OH isn't this fun??? Hee hee. I swear everyone warned me with girls that four was like this transformation in personality! :) I went through this same thing, it is like terrible twos at four isn't it?
First sit her down when she is calm, ask her how her day is, what did she do, who did she play with? I can say really involving myself in my child's day I could tell if something had transpired during the day maybe to cause upset. I know too they are adjusting from being a toddler to a big kid and that is overwhelming.
All I can say is have a consequence for her telling you no, flipping out or whatever. You know what matters to her and if you go after that thing/priviledge and be hard core on not tolerating it and being consistent it will get better. They show you this side because she knows you will give her unconditional love, it is very common for kids to act their worst for those they are closest too. It is her safety zone, however you do not have to tolerate it either.
My ex moved away when we were going through this age so I felt so guilty and bad for my daughter I tolerated WAY more then I should have. In counselling I learned very fast that is where I failed, I failed tolerating it. I finally laid down the law, gave her very clear instructions on what was acceptable, not acceptable and her consequences. Early bed time for every sass starting at 10 minute intervals. There were a few nights she was in bed at 4pm! NO JOKE!
However she figured out after two or three weeks this is not what she wanted for herself. I let her know SHE CHOSE for her day to go like this and if she cannot do what is asked of her without issue then guess what, she did it to herself. I was very calm, matter of fact saying things like "well I am REALLY sorry you chose this for yourself, you now have 20 minutes off of bedtime, please think about that"...then if she pitched a fit, I would say "well there is another 10 minutes"...we did a chart so she knew each night where she stood. The day she got her regular bedtime due to a good day, WOW she was so proud of herself.
I praised the good behavior, I let her know I didn't expect her to be perfect and it was okay to be angry, sad or irratated however it was how she acted with those feelings that got her in trouble. I would reassure her I love her very much and it is my job to teach her how to be a great grown up, that there are rules and she needed to abide by them. I explained how sad it made me when she got into trouble too.

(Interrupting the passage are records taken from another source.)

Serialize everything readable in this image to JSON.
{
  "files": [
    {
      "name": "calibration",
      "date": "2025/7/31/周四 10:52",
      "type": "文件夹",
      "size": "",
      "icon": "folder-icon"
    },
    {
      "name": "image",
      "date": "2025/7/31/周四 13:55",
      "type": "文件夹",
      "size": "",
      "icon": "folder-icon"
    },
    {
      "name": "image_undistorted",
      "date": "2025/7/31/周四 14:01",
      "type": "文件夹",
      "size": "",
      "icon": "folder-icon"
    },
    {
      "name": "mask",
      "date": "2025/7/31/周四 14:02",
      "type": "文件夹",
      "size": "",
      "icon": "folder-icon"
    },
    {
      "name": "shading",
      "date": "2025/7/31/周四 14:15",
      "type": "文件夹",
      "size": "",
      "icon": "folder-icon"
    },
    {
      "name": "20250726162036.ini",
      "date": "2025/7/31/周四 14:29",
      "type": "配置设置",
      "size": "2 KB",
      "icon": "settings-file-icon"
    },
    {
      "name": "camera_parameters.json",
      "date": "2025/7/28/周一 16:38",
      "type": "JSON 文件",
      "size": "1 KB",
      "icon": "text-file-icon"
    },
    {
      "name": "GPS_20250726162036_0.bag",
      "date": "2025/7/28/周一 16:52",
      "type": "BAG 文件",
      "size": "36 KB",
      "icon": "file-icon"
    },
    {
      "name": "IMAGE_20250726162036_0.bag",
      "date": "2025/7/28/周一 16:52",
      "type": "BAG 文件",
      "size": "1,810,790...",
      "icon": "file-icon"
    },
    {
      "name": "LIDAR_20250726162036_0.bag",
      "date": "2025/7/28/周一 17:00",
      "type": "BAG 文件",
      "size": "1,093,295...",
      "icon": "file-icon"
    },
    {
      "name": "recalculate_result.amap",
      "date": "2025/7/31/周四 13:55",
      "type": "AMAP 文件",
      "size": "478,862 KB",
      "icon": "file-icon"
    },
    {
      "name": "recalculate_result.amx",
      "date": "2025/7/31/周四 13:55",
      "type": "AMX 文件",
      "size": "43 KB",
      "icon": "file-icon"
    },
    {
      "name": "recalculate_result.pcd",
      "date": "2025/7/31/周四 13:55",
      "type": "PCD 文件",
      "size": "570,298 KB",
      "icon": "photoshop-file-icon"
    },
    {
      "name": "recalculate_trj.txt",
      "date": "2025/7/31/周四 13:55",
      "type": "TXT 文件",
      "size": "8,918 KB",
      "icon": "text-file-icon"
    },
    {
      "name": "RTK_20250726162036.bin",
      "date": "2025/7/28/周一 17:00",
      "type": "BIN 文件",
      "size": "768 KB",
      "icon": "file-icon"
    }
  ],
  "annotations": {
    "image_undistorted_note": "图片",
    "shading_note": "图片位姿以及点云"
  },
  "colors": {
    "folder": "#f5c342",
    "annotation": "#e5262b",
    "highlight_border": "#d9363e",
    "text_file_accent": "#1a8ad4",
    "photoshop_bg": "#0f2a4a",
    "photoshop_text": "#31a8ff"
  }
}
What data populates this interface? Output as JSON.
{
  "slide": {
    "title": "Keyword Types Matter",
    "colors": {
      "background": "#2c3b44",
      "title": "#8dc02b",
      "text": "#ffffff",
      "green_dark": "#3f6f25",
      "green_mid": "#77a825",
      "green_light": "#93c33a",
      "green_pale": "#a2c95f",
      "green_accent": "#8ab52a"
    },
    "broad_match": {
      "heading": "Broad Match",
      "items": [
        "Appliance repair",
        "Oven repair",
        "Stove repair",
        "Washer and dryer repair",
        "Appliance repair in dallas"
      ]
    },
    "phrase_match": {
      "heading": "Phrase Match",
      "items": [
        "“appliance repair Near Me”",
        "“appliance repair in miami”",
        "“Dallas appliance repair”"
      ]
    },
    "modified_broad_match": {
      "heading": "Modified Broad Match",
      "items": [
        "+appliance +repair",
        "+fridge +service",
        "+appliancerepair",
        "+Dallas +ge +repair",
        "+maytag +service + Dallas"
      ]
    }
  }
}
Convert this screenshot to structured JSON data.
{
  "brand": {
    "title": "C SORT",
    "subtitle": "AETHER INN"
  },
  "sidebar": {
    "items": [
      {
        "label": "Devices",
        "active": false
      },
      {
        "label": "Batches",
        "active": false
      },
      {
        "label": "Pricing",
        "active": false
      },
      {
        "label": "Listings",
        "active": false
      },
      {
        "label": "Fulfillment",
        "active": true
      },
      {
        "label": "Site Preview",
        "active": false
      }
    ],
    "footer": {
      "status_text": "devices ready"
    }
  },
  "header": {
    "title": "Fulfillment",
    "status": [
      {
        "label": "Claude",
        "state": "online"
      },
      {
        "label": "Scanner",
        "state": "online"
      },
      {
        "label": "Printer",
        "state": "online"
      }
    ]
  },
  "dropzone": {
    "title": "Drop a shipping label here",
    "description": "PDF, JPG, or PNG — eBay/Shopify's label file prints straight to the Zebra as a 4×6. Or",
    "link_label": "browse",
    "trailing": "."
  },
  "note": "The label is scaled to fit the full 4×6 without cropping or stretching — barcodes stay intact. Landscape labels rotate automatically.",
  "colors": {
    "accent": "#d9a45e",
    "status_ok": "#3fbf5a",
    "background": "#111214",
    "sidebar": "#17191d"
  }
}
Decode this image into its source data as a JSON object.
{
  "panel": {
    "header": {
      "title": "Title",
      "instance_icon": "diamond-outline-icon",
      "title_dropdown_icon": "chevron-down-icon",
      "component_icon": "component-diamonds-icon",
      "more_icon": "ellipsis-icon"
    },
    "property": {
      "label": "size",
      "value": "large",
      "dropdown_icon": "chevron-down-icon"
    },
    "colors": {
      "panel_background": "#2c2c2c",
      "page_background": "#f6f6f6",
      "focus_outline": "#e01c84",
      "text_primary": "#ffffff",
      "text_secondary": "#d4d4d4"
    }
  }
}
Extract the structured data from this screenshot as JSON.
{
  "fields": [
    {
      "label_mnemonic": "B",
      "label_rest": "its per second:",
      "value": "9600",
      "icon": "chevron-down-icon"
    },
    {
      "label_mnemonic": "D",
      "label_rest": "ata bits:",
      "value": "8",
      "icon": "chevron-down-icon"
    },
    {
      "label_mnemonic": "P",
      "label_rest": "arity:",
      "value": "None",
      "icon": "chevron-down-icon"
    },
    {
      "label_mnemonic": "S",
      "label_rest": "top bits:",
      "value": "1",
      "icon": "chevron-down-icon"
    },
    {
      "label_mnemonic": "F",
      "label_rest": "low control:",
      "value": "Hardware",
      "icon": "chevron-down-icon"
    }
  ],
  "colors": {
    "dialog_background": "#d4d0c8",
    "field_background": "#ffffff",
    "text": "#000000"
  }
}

Being empathetic, listening and letting her know why she is in trouble helped my daughte a lot.
It wasn't fun, each child has something that matters enough to use as a negotiating tool. For my daughter it was bedtime. My son worked well with earning smiley faces.
The worst was over close to 5, she is really a great kid, just very passionate about her feelings and very hard headed sometimes. I am learning that she has some of me in her and I am her example of how to react when stressed. She has taught me a lot and together we may make it into teenhood!! HOPING!!! :)
I also implemented NO MATTER where we are there is a cooling off/time out spot. I learned never make a threat you weren't willing to follow through with!! That was huge for me! I didn't care who saw her meltdown, I just set her in a corner wherever we were.